Over time, the scar tissue will begin to fade and blend with the surrounding skin. If properly cared for these scars should be almost indistinguishable from your skin after two years.
While you are well on your way to recovery, it is recommended that you still see your doctor for follow-up appointments. They will examine the incision, breast fold, and scar tissue to ensure it is healing correctly. This is also an opportunity for you to discuss the results of the procedure and any questions you have about your new breasts.
Post op tips
Your doctor will provide you with everything you need to know for a quick and healthy recovery.
Here are few great tips to get you started:
- Avoid certain medications that may thin your blood, for example, aspirin. If you are taking a prescription, consult your doctor.
- Don’t open bandages as this can increase the chance of infection.
- If recommended by your doctor, moisturizing can help avoid stretch marks.
- Let your implants settle. It’s normal for them to sit in a higher position at first, but over time they will gradually settle into a more natural position.
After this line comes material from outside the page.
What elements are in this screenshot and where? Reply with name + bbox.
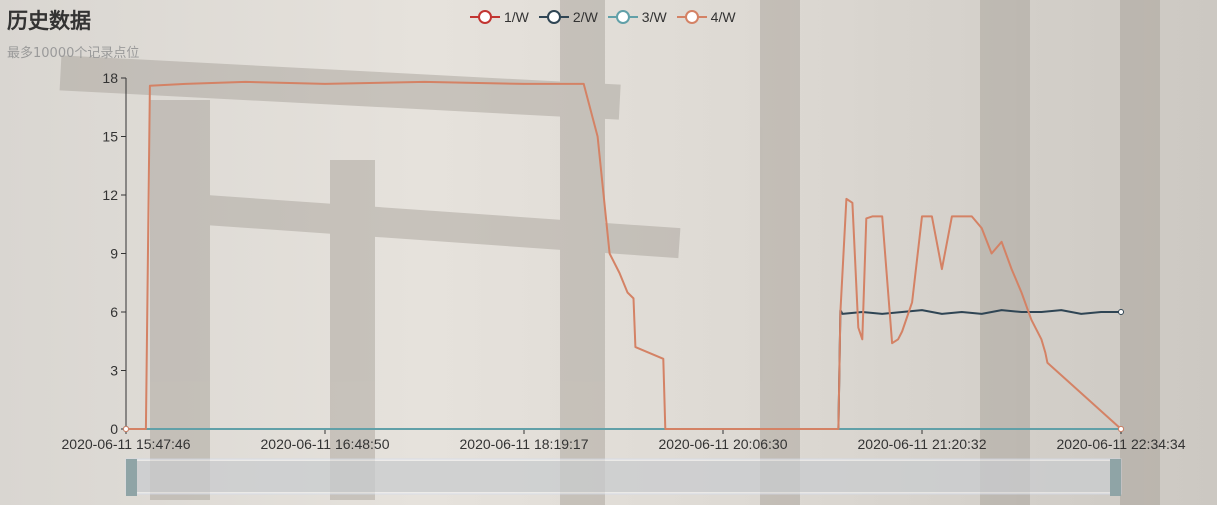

- When it comes to fashion, keep things relaxed and avoid tight-fitting clothing. As a simple guide, if you have to raise your arms to put it on, don’t wear it.
- Sleep, it’s your body’s way of supercharging recovery, so get as much of it as you can. However, don’t sleep on your side. Instead, sleep in an elevated position to aid recovery.
- Keep some nausea medication close by. Most patients will experience bouts of nausea post-op, but it’s nothing to be concerned about.
- If you experience lack of sensation in the nipples or hypersensitivity after surgery, don’t be concerned this is normal.
- Don’t hesitate to call your doctor. If you’re in extreme pain or bleeding excessively, there may be something wrong, and your doctor will be able to decide the best course of action.